Pour moi un film des années 70 est un film plutôt "récent". S'agissant de "Adieu poulet" de Pierre Granier-Deferre (1975) avec Lino Ventura et Patrick Dewaere je dirais qu'il s'agit, sans que ce ne soit péjoratif, d'un film contemporain, populaire et de grande consommation.

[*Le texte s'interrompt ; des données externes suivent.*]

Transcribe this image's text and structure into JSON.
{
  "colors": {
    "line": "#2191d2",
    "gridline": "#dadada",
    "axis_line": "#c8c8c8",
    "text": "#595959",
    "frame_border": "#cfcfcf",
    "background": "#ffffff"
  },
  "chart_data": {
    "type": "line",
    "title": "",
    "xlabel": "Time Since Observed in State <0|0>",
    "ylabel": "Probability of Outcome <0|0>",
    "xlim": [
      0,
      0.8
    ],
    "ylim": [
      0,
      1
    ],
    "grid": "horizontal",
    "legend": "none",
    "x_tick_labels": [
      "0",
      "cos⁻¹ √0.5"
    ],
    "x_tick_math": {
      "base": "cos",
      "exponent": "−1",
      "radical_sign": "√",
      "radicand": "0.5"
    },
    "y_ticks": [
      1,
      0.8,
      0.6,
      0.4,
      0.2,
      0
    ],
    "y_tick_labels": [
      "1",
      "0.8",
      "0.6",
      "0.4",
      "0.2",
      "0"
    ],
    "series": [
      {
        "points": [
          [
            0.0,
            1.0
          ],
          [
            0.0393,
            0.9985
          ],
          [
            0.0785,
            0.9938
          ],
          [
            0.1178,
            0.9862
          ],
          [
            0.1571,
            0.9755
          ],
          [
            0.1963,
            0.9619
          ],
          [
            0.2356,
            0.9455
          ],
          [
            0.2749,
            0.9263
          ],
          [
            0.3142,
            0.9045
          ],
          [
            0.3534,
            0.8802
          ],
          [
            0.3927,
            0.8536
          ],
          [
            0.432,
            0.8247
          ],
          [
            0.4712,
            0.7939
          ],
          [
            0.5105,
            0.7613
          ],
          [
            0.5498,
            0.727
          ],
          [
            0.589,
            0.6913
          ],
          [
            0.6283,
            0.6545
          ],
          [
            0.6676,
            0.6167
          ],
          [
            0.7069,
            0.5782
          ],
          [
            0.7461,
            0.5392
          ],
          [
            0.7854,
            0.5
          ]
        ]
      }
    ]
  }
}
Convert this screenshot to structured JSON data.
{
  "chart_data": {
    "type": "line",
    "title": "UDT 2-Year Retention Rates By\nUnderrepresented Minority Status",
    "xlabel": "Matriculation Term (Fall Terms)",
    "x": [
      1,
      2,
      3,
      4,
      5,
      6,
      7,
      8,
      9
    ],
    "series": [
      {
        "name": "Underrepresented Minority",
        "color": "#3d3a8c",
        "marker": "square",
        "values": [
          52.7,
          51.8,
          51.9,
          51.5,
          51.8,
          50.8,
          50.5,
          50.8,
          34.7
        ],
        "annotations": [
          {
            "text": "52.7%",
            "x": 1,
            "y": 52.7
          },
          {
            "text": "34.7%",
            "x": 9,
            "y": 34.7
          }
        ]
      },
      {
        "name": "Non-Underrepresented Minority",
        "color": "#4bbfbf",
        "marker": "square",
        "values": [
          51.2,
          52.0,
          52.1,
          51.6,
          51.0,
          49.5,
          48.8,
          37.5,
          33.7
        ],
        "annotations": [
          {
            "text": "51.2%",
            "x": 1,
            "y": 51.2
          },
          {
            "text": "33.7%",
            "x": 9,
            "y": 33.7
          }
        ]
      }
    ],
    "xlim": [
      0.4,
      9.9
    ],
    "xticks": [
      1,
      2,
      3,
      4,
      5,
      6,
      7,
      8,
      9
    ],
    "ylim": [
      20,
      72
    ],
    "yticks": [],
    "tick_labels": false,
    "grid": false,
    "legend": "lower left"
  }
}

Arte le rediffusait ce dimanche 10 Juin et je l'ai regardé après avoir failli le lâcher tant le début m'a paru fastidieux. La reconstitution du meeting du politicien véreux incarné par Victor Lannoux est pauvre en figurants et ceux-ci n'ont jamais été à un meeting pour se conduire ainsi, au coup de sifflet. L'agression du colleur d'affiches par les gros bras extrémistes est pataude et caricaturale. Le méchant, joué par Claude Brosset est peu crédible.
La distribution était brillante. Une majorité des comédiens est aujourd'hui disparue: Ventura et Dewaere, Lannoux, Pierre Tornade, l'excellent Julien Guiomar, Claude Rich, Claude Brosset, Dominique Zardi, Michel Peyrelon, Dominique Zardi et Henri Lambert sont morts. Plus des trois quarts de la distribution. Tous les premiers rôles.
Deux surprises: j'avais trouvé le film plutôt correct et Dewaere plutôt bon. Deux jugements revus à la baisse: scénario faiblard et daté, Dewaere un peu trop désinvolte, même si le personnage qu'il joue est comme ça. Déception: je l'ai estimé "moyen" et très en deçà de ses grands rôles.
L'histoire est faible: un politicien peu regardant sur les méthodes et sur son entourage essaie d'influencer l’enquête en usant de ses contacts avec la police. Manque de bol il tombe sur Ventura, un vieux flic dur à cuire qui a des principes.
Avec son coéquipier il va tout faire pour que l’enquête se poursuive et que l'homme politique apparaisse pour ce qu'il est. Muté en express de Rouen à Montpellier par sa hiérarchie (et par son chef, le génial Julien Guiomar) et aidé par Patrick Dewaere le commissaire parviendra à confondre le politicien ou, à tout le moins, à le démasquer.
Quelques scènes d'anthologie ont permis à ce film d'accéder au succès: la manière peu bouddhiste avec laquelle Lino Ventura déloge des Krishnas, les acrobaties sur un toit et sur une grue de Patrick Dewaere, les 2 ou 3 séances de remontage de bretelles de Guiomar à Ventura, la gifle de ce dernier à son coéquipier et le lit tremblant du bordel dirigé par la belle Françoise Brion.
Le fait que le film soit une tabagie, la laideur des voitures (ah! la Renault 16!), la virilité tranquille de Lino Ventura et un certain "idéalisme" dénotent une époque. Ce "cinéma de papa" n'a plus lieu d'être aujourd'hui: dialogues trop écrits, plans interminables et souvent inutiles tandis que le jeu des comédiens est un peu trop démonstratif.
Personne ne peut plus s'identifier à aucun des personnages!